By the 1990s the digital transformation was complete, such that computers could be used to create and produce music in software. Although computers were still relatively expensive at this time, they provided an all-in-one solution that included editing, mixing, and other production aspects. Over the next few decades as personal computers and portable computing devices became common household items, the costs associated with computer-based music making became dominated by the cost of software and associated audio and MIDI interfaces. Figure 1.6 shows digital audio workstation (DAW) software commonly used in music production.
Figure 1.6: Logic Pro digital audio workstation software. Additional functionality is provided by 3rd-party plugins showing as additional windows on the screen. In the foreground are an audio interface and a MIDI keyboard used for recording/playing audio and entering note information respectively. Image © Musicianonamission/CC-BY-SA-4.0.
The computer-centric approach dominated synthesis for a decade or more, but by the 2010s, improved electronics manufacturing, smartphone technology, and the open-source movement led to lower cost modular synthesizers. Additionally, the Eurorack standard11 was widely adopted, leading to +10,000 interoperable modules.12 As a result, modular synthesis saw a resurgence in popularity. Figure 1.7 shows a Eurorack modular synthesizer.

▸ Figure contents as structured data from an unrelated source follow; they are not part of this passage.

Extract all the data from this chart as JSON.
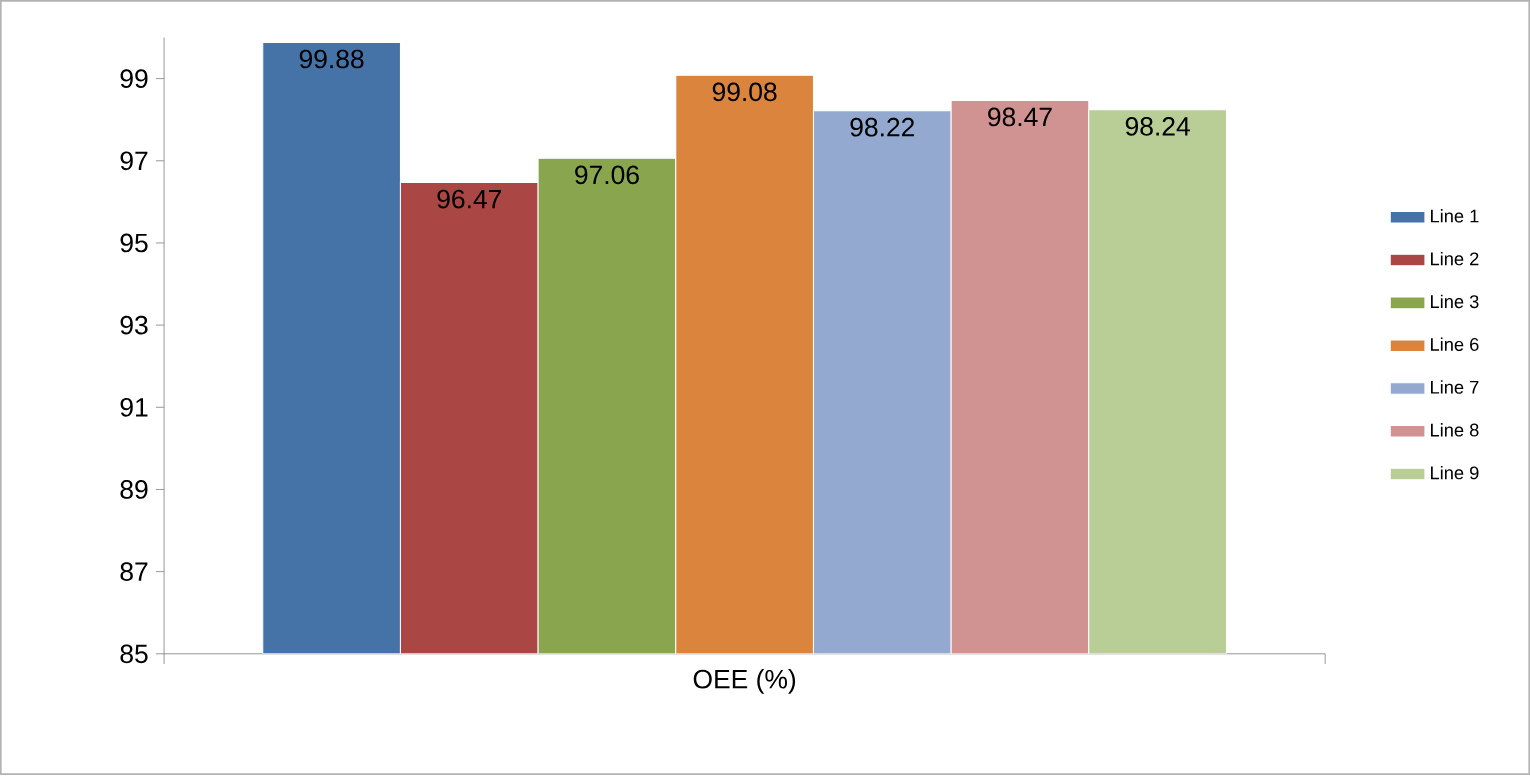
{
  "chart_data": {
    "type": "bar",
    "categories": [
      "OEE (%)"
    ],
    "series": [
      {
        "name": "Line 1",
        "color": "#4572a7",
        "values": [
          99.88
        ]
      },
      {
        "name": "Line 2",
        "color": "#aa4643",
        "values": [
          96.47
        ]
      },
      {
        "name": "Line 3",
        "color": "#89a54e",
        "values": [
          97.06
        ]
      },
      {
        "name": "Line 6",
        "color": "#db843d",
        "values": [
          99.08
        ]
      },
      {
        "name": "Line 7",
        "color": "#93a9cf",
        "values": [
          98.22
        ]
      },
      {
        "name": "Line 8",
        "color": "#d19392",
        "values": [
          98.47
        ]
      },
      {
        "name": "Line 9",
        "color": "#b9cd96",
        "values": [
          98.24
        ]
      }
    ],
    "ylim": [
      85,
      100
    ],
    "yticks": [
      85,
      87,
      89,
      91,
      93,
      95,
      97,
      99
    ],
    "data_labels": true,
    "grid": false,
    "legend": "right"
  }
}
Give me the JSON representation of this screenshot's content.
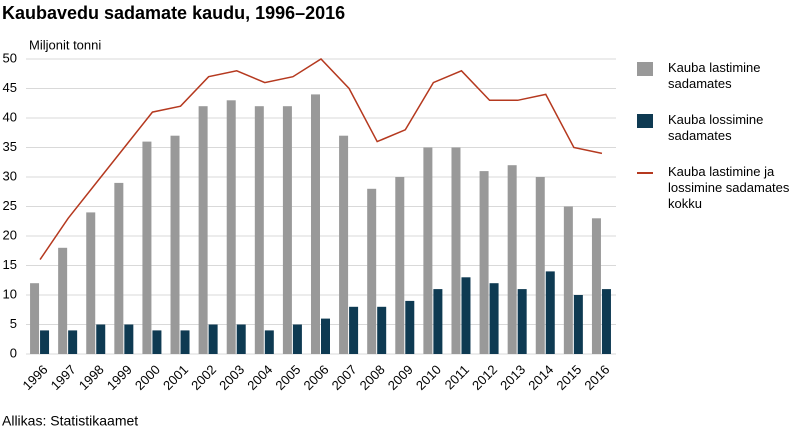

Figure 1.7: A Eurorack modular synthesizer. The different modules designs and logos reflect the adoption of the Eurorack standard which makes modules from different manufacturers interoperable. Image © Paul Anthony/CC-BY-SA-4.0.
It is perhaps surprising that some 60 years after its creation, modular synthesis is more popular than ever. One possible reason is the reduction in price over time, shown in Table 1.1. However, other trends seem to be at work. While the modular synthesizer was simplified for wider adoption early in its history, first with semi-modular and later with digital synthesizers, the culmination of this trend led to large preset and sample banks that transformed the task of creating a specific sound to searching for a pre-made sound. It's plausible that as the search for sounds became more intensive, the time savings of presets diminished, making the modular approach more attractive. An intersecting trend is a commonly-expressed dissatisfaction with using computers for every aspect of music making and a corresponding return to hardware instruments, including modular.
| Decade | Synthesizer | Cost |
|---|---|---|
| 1960s | Moog modular synthesizer | $96,000 |
| 1970s | Minimoog semi-modular | $10,000 |
| 1980s | Yamaha DX7 | $6,000 |
| 1990s | Gateway computer with Cubase | $8,000 |
| 2010s | ALM System Coupe modular | $2,400 |
| ... | VCVRack virtual modular | Free |
Earlier in this chapter, I argued that a computational thinking approach to modular could help with other synthesizers and studio production tools. Hopefully this brief history helps explain why: modular represents the building blocks of synthesis that later approaches have appropriated and presented in their own way. A square wave oscillator in modular is fundamentally the same as that in another hardware synth or DAW software. If you understand these building blocks in modular, you should understand them everywhere.
1.4 Moving forward
The next two chapters will focus on "understanding the problem." Chapter 2 reviews both the physics of sound and our perception of it, which perhaps surprisingly, are not the same. From there we move into sounds commonly found in music and their properties, ranging from harmonic sounds to inharmonic sounds like percussion in Chapter 3.
Modular synthesis is properly introduced in Chapter 4 with an overview of modules and how they connect together. This is the foundation of the "make a plan" stage of problem solving. The remainder of the book alternates between learning model elements (modules), how they interact (patches), problem solving (sound design). The progressive Modules and Sound Design sections build up from basic approaches to the more complex. By the time we're done, you should have a good foundation to create patches to solve new sound design problems.